L’assemblage contient 265 crayons combustibles et 24 tubes guides pour les crayons absorbants. Il n’y a pas de tube central pour l’instrumentation du cœur. Cette dernière est assurée par des équipements portés par le couvercle du réacteur, à l’inverse de l’instrumentation mise en œuvre dans les paliers précédents passant par le fond de la cuve. Cette nouvelle disposition a été expérimentée avec succès sur le réacteur allemand Konvoi. Elle est considérée plus sûre parce qu’elle diminue le risque de fuite en partie basse de la cuve, mais complique considérablement la réalisation du couvercle qui est constellé de traversées.

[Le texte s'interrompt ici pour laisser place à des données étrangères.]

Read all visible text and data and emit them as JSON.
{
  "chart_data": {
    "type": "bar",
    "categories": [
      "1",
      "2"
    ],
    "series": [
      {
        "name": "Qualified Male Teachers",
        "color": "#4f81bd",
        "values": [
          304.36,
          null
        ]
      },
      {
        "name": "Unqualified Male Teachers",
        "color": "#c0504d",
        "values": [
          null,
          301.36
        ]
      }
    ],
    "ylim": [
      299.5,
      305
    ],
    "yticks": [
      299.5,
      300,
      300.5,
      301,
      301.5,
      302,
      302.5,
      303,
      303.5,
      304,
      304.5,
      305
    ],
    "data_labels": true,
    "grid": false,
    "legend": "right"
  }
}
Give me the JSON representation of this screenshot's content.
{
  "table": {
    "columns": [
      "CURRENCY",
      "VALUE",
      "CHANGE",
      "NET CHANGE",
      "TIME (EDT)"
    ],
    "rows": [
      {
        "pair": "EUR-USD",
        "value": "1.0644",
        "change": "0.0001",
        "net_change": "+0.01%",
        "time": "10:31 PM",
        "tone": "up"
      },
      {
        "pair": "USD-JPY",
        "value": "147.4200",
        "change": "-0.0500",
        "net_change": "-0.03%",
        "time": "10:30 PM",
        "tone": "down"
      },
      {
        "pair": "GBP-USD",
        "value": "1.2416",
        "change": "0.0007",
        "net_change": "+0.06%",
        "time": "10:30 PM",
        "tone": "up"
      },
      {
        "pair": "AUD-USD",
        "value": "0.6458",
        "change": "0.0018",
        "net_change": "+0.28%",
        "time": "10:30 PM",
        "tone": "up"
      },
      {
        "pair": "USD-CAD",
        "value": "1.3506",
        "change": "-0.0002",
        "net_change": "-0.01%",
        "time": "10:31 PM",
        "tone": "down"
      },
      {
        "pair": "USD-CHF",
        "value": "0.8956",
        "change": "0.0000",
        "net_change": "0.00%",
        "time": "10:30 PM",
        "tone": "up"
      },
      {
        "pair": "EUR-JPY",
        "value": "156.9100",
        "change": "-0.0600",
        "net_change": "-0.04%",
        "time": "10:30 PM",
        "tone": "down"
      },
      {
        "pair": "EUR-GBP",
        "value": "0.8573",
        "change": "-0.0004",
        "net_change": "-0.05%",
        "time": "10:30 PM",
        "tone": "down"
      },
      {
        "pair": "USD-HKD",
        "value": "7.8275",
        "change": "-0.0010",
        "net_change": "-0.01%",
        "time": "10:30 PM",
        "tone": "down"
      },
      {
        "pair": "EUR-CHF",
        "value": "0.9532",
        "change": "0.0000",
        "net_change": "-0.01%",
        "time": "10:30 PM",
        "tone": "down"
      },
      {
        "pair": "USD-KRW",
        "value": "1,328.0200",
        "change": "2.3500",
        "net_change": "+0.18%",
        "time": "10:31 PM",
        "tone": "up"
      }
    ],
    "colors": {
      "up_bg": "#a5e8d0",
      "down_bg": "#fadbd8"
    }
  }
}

Le cœur est entouré par un réflecteur de neutrons réalisé par des blocs d’acier inoxydable de 20 cm d’épaisseur moyenne. Ce réflecteur lourd est inséré entre les assemblages périphériques et l’enveloppe de cœur. Il apporte une forte réduction du flux de neutrons vers la cuve, ce qui en augmente sa longévité, et une meilleure répartition de la puissance dans le cœur due à la réflexion des neutrons vers le cœur. Le moindre flux neutronique sur la cuve aura permis, dès la phase de conception, de prendre en compte une durée de vie de du réacteur à 60 ans, sans préjudice des visites décennales qui restent la doctrine de base en matière d’autorisation de fonctionnement.
En partie courante, le diamètre intérieur atteint près de 4,9 mètres (4,5 m pour le N4). Le fond inférieur est simplifié par rapport au projet N4 par la suppression des traversées d’instrumentation. Par contre, la virole de supportage des traversées d’eau assure aussi le supportage du couvercle de cuve : ceci en fait une pièce forgée de dimension exceptionnelle.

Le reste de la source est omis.